Oregon Graduate Institute

Abstract
Historically, forest management practices aimed to maximize harvests, put out fires, and create plots of a common age and species. More recently, there is an increasing awareness that forests must be managed to reflect a broad range of local, regional and national objectives, including ecological, economic, social and recreational.

The Adaptive Management Areas program is a multi-agency initiative (USDA Forest Service, USDI Bureau of Land Management, USDI Fish and Wildlife Service) to develop and test innovative forest practices at a range of representative sites throughout the Pacific Northwest. They have been targeted at regions affected by reduced timber harvests from federal lands, and seek to involve public, industry and private landowners as well as other interested parties from local communities. A key goal of the Adaptive Management Areas program is to disseminate what is learned at the various sites in terms of new practices, ecosystem monitoring, consensus building, and scientific research.

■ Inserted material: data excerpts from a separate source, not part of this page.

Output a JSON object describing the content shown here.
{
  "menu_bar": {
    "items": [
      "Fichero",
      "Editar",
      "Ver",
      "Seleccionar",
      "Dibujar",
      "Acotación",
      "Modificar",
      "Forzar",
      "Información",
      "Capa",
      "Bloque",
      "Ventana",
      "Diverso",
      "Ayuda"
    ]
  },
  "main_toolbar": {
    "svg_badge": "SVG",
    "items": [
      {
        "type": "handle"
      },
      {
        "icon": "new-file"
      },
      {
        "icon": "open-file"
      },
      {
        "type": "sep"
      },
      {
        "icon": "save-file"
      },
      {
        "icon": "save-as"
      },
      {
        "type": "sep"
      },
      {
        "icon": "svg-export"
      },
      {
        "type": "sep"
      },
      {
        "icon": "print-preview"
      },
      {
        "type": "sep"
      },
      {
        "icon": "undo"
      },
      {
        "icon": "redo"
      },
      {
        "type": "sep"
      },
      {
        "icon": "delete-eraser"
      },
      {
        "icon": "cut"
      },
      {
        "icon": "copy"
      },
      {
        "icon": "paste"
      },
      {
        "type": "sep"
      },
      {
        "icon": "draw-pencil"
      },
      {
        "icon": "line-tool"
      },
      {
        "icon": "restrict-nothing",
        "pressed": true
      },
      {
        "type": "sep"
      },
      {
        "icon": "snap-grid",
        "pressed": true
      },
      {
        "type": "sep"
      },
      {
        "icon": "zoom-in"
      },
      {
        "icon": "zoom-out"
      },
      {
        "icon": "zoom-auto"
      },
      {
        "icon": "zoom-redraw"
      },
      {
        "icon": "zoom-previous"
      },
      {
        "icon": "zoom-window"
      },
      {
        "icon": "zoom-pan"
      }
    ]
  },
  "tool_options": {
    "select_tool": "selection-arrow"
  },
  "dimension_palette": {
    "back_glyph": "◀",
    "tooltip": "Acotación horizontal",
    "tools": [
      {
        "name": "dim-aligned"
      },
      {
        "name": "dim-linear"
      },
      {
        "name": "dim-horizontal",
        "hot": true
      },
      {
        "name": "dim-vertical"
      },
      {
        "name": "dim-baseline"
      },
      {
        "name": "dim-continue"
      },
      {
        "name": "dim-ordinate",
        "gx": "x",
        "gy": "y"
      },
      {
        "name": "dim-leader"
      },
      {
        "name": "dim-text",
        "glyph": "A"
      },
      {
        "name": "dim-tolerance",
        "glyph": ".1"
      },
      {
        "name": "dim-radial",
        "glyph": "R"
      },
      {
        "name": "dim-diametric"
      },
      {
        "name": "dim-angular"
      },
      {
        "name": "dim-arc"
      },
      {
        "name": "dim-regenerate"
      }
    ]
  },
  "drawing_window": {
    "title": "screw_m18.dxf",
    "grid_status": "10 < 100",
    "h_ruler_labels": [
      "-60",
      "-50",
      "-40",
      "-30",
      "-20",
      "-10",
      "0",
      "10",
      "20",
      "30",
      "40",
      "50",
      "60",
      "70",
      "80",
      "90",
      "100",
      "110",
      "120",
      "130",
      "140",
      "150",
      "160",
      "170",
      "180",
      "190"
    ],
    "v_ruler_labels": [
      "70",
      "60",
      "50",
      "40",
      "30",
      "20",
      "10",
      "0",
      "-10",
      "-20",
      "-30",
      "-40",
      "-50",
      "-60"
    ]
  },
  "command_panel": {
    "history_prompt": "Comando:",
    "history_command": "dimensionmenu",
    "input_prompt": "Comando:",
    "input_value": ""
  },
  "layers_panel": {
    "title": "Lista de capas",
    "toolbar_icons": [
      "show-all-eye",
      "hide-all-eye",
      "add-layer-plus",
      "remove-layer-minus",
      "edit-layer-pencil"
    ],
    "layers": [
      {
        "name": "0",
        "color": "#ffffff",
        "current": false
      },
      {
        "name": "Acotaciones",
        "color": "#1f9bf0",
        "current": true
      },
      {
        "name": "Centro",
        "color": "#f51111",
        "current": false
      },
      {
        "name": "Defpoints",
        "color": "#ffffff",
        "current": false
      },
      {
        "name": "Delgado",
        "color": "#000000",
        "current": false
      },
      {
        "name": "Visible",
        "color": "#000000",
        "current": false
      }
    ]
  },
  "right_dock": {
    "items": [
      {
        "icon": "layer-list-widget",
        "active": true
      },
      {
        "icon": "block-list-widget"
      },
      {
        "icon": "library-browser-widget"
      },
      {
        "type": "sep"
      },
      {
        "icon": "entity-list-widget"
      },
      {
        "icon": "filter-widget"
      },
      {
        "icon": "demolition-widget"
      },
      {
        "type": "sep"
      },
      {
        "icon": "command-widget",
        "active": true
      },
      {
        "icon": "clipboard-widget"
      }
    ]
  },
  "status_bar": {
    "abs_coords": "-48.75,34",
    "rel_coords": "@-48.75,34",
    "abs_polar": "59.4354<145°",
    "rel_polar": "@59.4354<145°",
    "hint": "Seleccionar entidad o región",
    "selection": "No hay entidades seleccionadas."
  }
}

This project involves researchers from Oregon Graduate Institute and other schools working with federal agencies to design and prototype an ""Adaptive Management Portal"" to make Adaptive Management information available in an open, natural and useful way to all parties interested in forest lands. To that end, our work involves continual interaction with both the producers and potential consumers of this information, to ensure that the portal can be maintained in a cost-effective manner, while meeting the information needs of interested parties.

A key technical question is to what extent ""superimposed information"" (information overlaid on the base set of resources) can help realize these goals. We are particularly interested in thematic organizations based on terminology in common use in the forest practices domain, and the ability for arbitrary users to augment the system with their own annotations, linkages and collations that might be of use to others.